Деловито перещупав гастрольные покупки, Беляницкая потребовала за сбыт свитера и кальсон батник без накрутки. «А «Бердск» лежит в магазинах свободно, кому он нужен, твой «Бердск»?»

Маргоша купила батник себе, по одному давали, и рассердилась на корыстную Беляницкую. Из‑за напрасной траты денег на электробритву тоже расстроилась, поэтому заявила, что сама все продаст.

Упустив товар с наваром, Людмила съязвила:

– Нарышкину подари, сама и побреешь, сосед же! Может, шнурки завязывать научишь, он, говорят, не умеет, – и захохотала: – Станешь Кузькина мать!

– Захочу – и стану! – крикнула оскорбленная Маргоша. – Лучше быть Кузькиной матерью, чем Леблядицей!

Сравнение спорное, но Беляницкая взбесилась из‑за своего всем известного прозвища, и чуть не подрались.

Кузьма Нарышкин действительно оказался человеком, совершенно не приспособленным к быту. Дядя Равиль где‑то добыл жильцу списанную мебель, мужчины помогли покрасить потолок и поклеить обои. Женщины повесили занавески на окна, понатаскали кто кастрюльку, кто тарелки, даже старый торшер принесли. Кому что не жалко. За «Бердск» Кузьма особенно благодарил, ходил до этого в бритвенных порезах. Если честно, Маргоша сначала хотела взять с него деньги, но узнала, что жадная Беляницкая ничем не поделилась, и свеликодушничала. Подарила почти новую вещь. Почему «почти»? А потому, что сдуру успела попользоваться – побрила ноги. Щетина на них после электрического бритья вдруг поперла грубая, темная, как на подбородках кавказцев.
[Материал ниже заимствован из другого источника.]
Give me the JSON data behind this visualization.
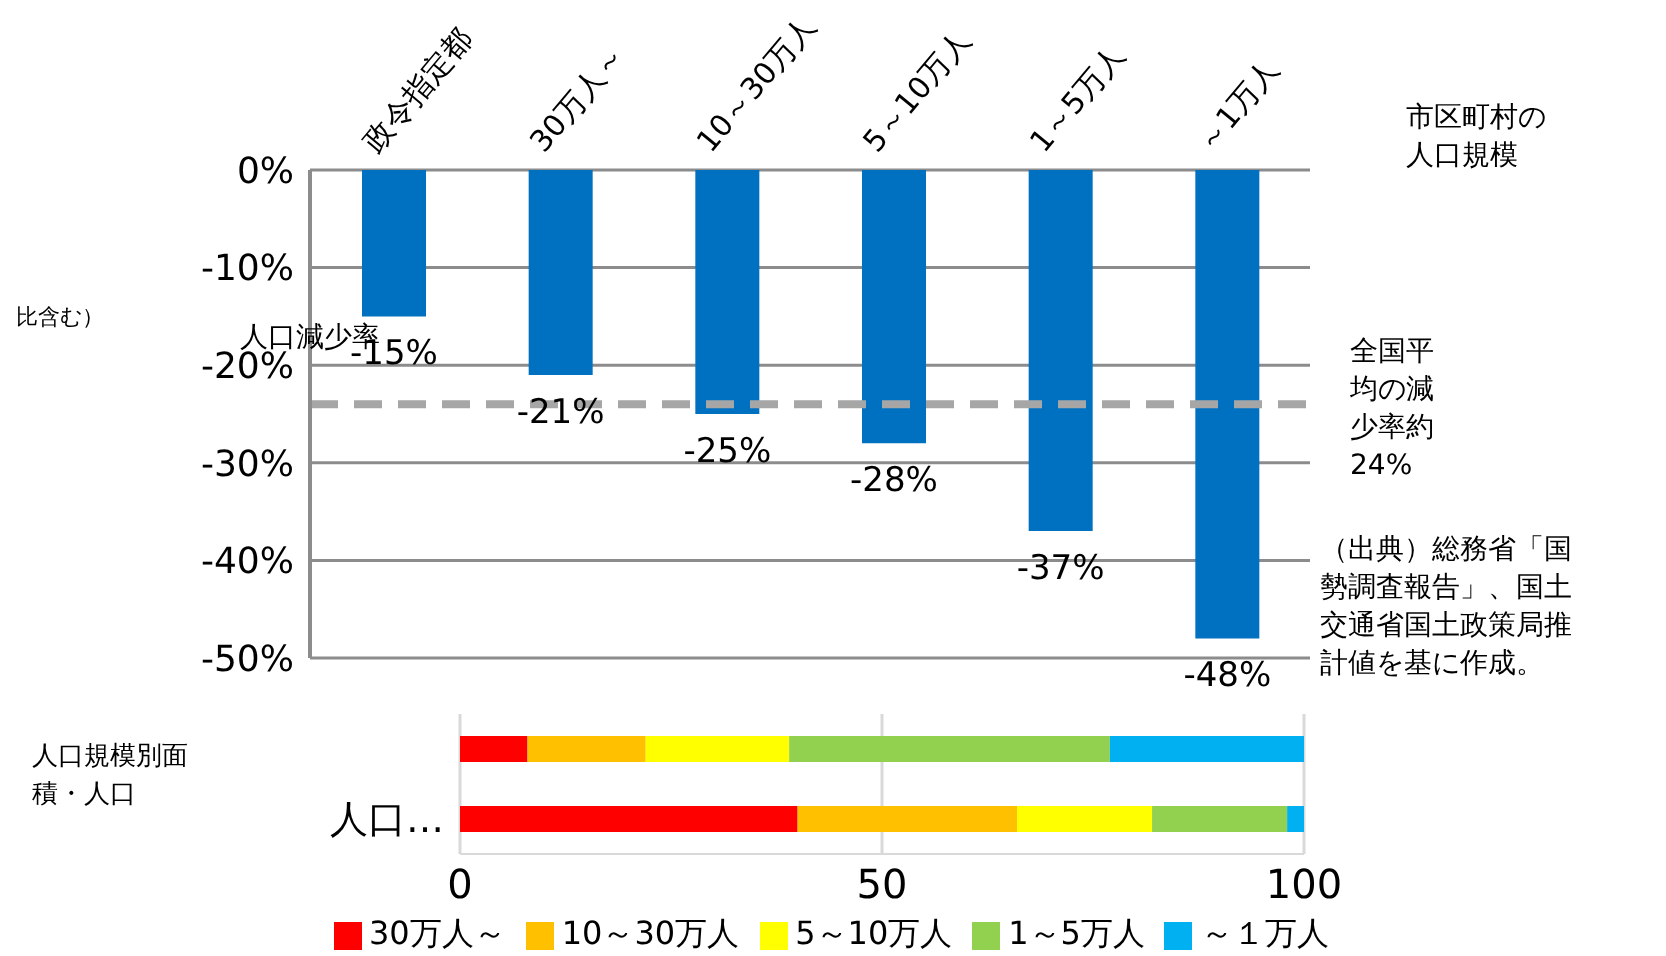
{
  "chart_data": [
    {
      "type": "bar",
      "categories": [
        "政令指定都",
        "30万人～",
        "10～30万人",
        "5～10万人",
        "1～5万人",
        "～1万人"
      ],
      "values": [
        -15,
        -21,
        -25,
        -28,
        -37,
        -48
      ],
      "value_labels": [
        "-15%",
        "-21%",
        "-25%",
        "-28%",
        "-37%",
        "-48%"
      ],
      "color": "#0070c0",
      "ylim": [
        -50,
        0
      ],
      "yticks": [
        {
          "value": 0,
          "label": "0%"
        },
        {
          "value": -10,
          "label": "-10%"
        },
        {
          "value": -20,
          "label": "-20%"
        },
        {
          "value": -30,
          "label": "-30%"
        },
        {
          "value": -40,
          "label": "-40%"
        },
        {
          "value": -50,
          "label": "-50%"
        }
      ],
      "grid": "y",
      "xlabel": "市区町村の人口規模",
      "ylabel": "人口減少率",
      "ref_lines": [
        {
          "axis": "y",
          "value": -24,
          "label": "全国平均の減少率約24%",
          "color": "#a6a6a6",
          "line_style": "dashed"
        }
      ],
      "annotations": [
        "比含む）",
        "（出典）総務省「国勢調査報告」、国土交通省国土政策局推計値を基に作成。"
      ]
    },
    {
      "type": "bar",
      "orientation": "horizontal",
      "stacked": true,
      "categories": [
        null,
        "人口…"
      ],
      "ylabel": "人口規模別面積・人口",
      "xlim": [
        0,
        100
      ],
      "xticks": [
        0,
        50,
        100
      ],
      "grid": "x",
      "legend": "bottom",
      "series": [
        {
          "name": "30万人～",
          "color": "#ff0000",
          "values": [
            8,
            40
          ]
        },
        {
          "name": "10～30万人",
          "color": "#ffc000",
          "values": [
            14,
            26
          ]
        },
        {
          "name": "5～10万人",
          "color": "#ffff00",
          "values": [
            17,
            16
          ]
        },
        {
          "name": "1～5万人",
          "color": "#92d050",
          "values": [
            38,
            16
          ]
        },
        {
          "name": "～１万人",
          "color": "#00b0f0",
          "values": [
            23,
            2
          ]
        }
      ]
    }
  ]
}
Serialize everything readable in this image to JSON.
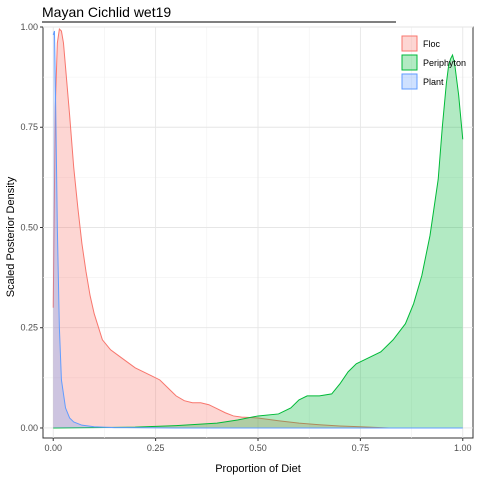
{
  "chart_data": {
    "type": "area",
    "title": "Mayan Cichlid wet19",
    "xlabel": "Proportion of Diet",
    "ylabel": "Scaled Posterior Density",
    "xlim": [
      -0.025,
      1.025
    ],
    "ylim": [
      -0.025,
      1.0
    ],
    "x_ticks": [
      0.0,
      0.25,
      0.5,
      0.75,
      1.0
    ],
    "x_tick_labels": [
      "0.00",
      "0.25",
      "0.50",
      "0.75",
      "1.00"
    ],
    "y_ticks": [
      0.0,
      0.25,
      0.5,
      0.75,
      1.0
    ],
    "y_tick_labels": [
      "0.00",
      "0.25",
      "0.50",
      "0.75",
      "1.00"
    ],
    "grid": true,
    "legend_position": "top-right",
    "series": [
      {
        "name": "Floc",
        "fill": "#f8766d",
        "stroke": "#f8766d",
        "points": [
          [
            0.0,
            0.3
          ],
          [
            0.005,
            0.8
          ],
          [
            0.01,
            0.96
          ],
          [
            0.015,
            0.995
          ],
          [
            0.02,
            0.99
          ],
          [
            0.025,
            0.96
          ],
          [
            0.03,
            0.9
          ],
          [
            0.04,
            0.78
          ],
          [
            0.05,
            0.65
          ],
          [
            0.06,
            0.55
          ],
          [
            0.07,
            0.46
          ],
          [
            0.08,
            0.39
          ],
          [
            0.09,
            0.33
          ],
          [
            0.1,
            0.285
          ],
          [
            0.12,
            0.22
          ],
          [
            0.14,
            0.195
          ],
          [
            0.16,
            0.18
          ],
          [
            0.18,
            0.165
          ],
          [
            0.2,
            0.15
          ],
          [
            0.22,
            0.14
          ],
          [
            0.24,
            0.13
          ],
          [
            0.26,
            0.12
          ],
          [
            0.28,
            0.1
          ],
          [
            0.3,
            0.08
          ],
          [
            0.32,
            0.068
          ],
          [
            0.34,
            0.063
          ],
          [
            0.36,
            0.063
          ],
          [
            0.38,
            0.058
          ],
          [
            0.4,
            0.048
          ],
          [
            0.42,
            0.038
          ],
          [
            0.44,
            0.03
          ],
          [
            0.46,
            0.027
          ],
          [
            0.48,
            0.026
          ],
          [
            0.5,
            0.025
          ],
          [
            0.55,
            0.018
          ],
          [
            0.6,
            0.012
          ],
          [
            0.65,
            0.008
          ],
          [
            0.7,
            0.005
          ],
          [
            0.75,
            0.003
          ],
          [
            0.8,
            0.001
          ],
          [
            0.82,
            0.0
          ]
        ]
      },
      {
        "name": "Periphyton",
        "fill": "#00ba38",
        "stroke": "#00ba38",
        "points": [
          [
            0.0,
            0.0
          ],
          [
            0.2,
            0.002
          ],
          [
            0.3,
            0.006
          ],
          [
            0.4,
            0.012
          ],
          [
            0.45,
            0.02
          ],
          [
            0.5,
            0.03
          ],
          [
            0.55,
            0.035
          ],
          [
            0.58,
            0.05
          ],
          [
            0.6,
            0.07
          ],
          [
            0.62,
            0.08
          ],
          [
            0.65,
            0.08
          ],
          [
            0.68,
            0.085
          ],
          [
            0.7,
            0.11
          ],
          [
            0.72,
            0.14
          ],
          [
            0.74,
            0.16
          ],
          [
            0.76,
            0.17
          ],
          [
            0.8,
            0.19
          ],
          [
            0.83,
            0.22
          ],
          [
            0.86,
            0.26
          ],
          [
            0.88,
            0.31
          ],
          [
            0.9,
            0.38
          ],
          [
            0.92,
            0.48
          ],
          [
            0.94,
            0.62
          ],
          [
            0.95,
            0.75
          ],
          [
            0.96,
            0.86
          ],
          [
            0.965,
            0.9
          ],
          [
            0.97,
            0.92
          ],
          [
            0.975,
            0.93
          ],
          [
            0.98,
            0.91
          ],
          [
            0.99,
            0.83
          ],
          [
            1.0,
            0.72
          ]
        ]
      },
      {
        "name": "Plant",
        "fill": "#619cff",
        "stroke": "#619cff",
        "points": [
          [
            0.0,
            0.98
          ],
          [
            0.003,
            0.99
          ],
          [
            0.006,
            0.8
          ],
          [
            0.01,
            0.5
          ],
          [
            0.015,
            0.25
          ],
          [
            0.02,
            0.12
          ],
          [
            0.03,
            0.05
          ],
          [
            0.04,
            0.025
          ],
          [
            0.05,
            0.015
          ],
          [
            0.07,
            0.007
          ],
          [
            0.1,
            0.003
          ],
          [
            0.15,
            0.001
          ],
          [
            0.3,
            0.0
          ],
          [
            0.5,
            0.0
          ],
          [
            0.8,
            0.0
          ],
          [
            1.0,
            0.0
          ]
        ]
      }
    ]
  }
}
Маргоша испугалась, снова перешла на станок и рада была избавиться от «Бердска».

В общежитии жалели Кузьму за детскую беспомощность. Баянистка Римма Осиповна взялась готовить ему впрок котлеты, варила щи и солила сало, за продуктами он ходил с ее бутузами. Прикормленного им обнаглевшего Геббельса устали выгонять со второго этажа.

Артистом Нарышкина в театре сочли средним. Звезд с неба он не хватал, то есть не брал верхних теноровых нот. Тем не менее голос был гибкий, приятного тембра, с тяготением к баритональным обертонам и обволакивал слушателей доверчивым теплом. Нарышкин часто выступал по радио и пользовался успехом на торжественных мероприятиях. На публике он преображался, – очевидно, срабатывали гены. Человек внушительных габаритов, с лицом несколько отрешенным, что зрители воспринимали как одухотворенное, с художественной гривой до плеч, Кузьма Нарышкин выглядел солидно. А перед выходом на сцену кому‑нибудь за кулисами поручалось проверить, все ли у него в порядке. Он мог предстать перед залом всклокоченный, в незашнурованных туфлях. Очутившись в толпе, Нарышкин возвышался над всеми, словно растерянное дитя с планеты каких‑то великанов…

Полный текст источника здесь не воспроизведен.